Alagoas apresentou, em 2024, a maior taxa de analfabetismo entre os estados brasileiros. De acordo com a Síntese de Indicadores Sociais divulgada pelo IBGE, 14,2% da população com 15 anos ou mais não sabe ler nem escrever. O resultado permanece estável em relação ao ano anterior e supera as médias do Nordeste e do país. Entre as capitais, Maceió aparece com o maior percentual, de 6,4%.
Os dados também mostram diferenças nas etapas de escolarização.
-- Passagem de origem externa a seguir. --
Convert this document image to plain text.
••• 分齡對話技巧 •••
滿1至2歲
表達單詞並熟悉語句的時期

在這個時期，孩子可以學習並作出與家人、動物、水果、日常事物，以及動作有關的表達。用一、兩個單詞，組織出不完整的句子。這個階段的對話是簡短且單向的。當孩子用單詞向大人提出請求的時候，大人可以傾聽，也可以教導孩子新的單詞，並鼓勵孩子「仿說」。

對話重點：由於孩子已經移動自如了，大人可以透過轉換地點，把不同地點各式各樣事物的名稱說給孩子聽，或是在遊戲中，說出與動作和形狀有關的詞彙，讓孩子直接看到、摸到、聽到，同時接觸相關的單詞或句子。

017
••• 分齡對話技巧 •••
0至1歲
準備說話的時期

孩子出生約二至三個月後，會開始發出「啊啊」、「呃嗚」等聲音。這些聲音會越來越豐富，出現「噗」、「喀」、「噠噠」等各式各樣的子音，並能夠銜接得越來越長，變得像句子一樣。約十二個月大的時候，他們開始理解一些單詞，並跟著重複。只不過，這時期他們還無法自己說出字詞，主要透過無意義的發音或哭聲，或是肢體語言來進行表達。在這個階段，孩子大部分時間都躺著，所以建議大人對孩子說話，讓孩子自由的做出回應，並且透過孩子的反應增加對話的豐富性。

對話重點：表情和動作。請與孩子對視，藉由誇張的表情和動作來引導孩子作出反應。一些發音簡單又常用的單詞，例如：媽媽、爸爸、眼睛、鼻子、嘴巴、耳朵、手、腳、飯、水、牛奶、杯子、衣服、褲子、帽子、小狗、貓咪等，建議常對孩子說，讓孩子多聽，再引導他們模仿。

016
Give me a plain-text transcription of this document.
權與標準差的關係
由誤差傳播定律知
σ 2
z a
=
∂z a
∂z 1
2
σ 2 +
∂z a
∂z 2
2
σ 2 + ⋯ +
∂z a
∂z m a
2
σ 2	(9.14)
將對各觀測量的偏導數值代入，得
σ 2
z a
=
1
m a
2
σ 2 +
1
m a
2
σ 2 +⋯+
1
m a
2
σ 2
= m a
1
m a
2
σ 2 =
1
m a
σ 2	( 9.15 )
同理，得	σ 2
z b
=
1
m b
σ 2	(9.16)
A frequência escolar entre crianças de 6 a 14 anos ultrapassa 94%, o que indica universalização do ensino fundamental. A presença dos estudantes cai nos níveis seguintes: no ensino médio, a taxa líquida é de 69,8%, e no ensino superior, apenas 18,2% dos jovens entre 18 e 24 anos estão matriculados, o menor índice entre os estados. As turmas da rede pública apresentam média de 18 alunos na educação infantil, 25 no ensino fundamental e 37 no ensino médio.
Para o IBGE, os números refletem desafios estruturais que afetam o avanço educacional no estado. Segundo a coordenação local do instituto, a persistência de altas taxas de analfabetismo e a queda na continuidade escolar evidenciam que desigualdades históricas ainda influenciam o desempenho dos indicadores.
No âmbito municipal, a Secretaria de Educação de Maceió informou que a capital tem registrado redução contínua do analfabetismo. O índice passou de 8,4% no Censo de 2022 para 7,2% na PNAD de 2024 e chegou a 6,4% no levantamento do IBGE. Entre as iniciativas em andamento estão ações direcionadas à Educação de Jovens, Adultos e Idosos, parcerias com instituições de formação profissional e programas de alfabetização para a idade certa.
A pasta também cita o avanço da cidade em avaliações municipais e estaduais e afirma que continuará implementando projetos voltados à ampliação do acesso, permanência e aprendizagem na rede pública.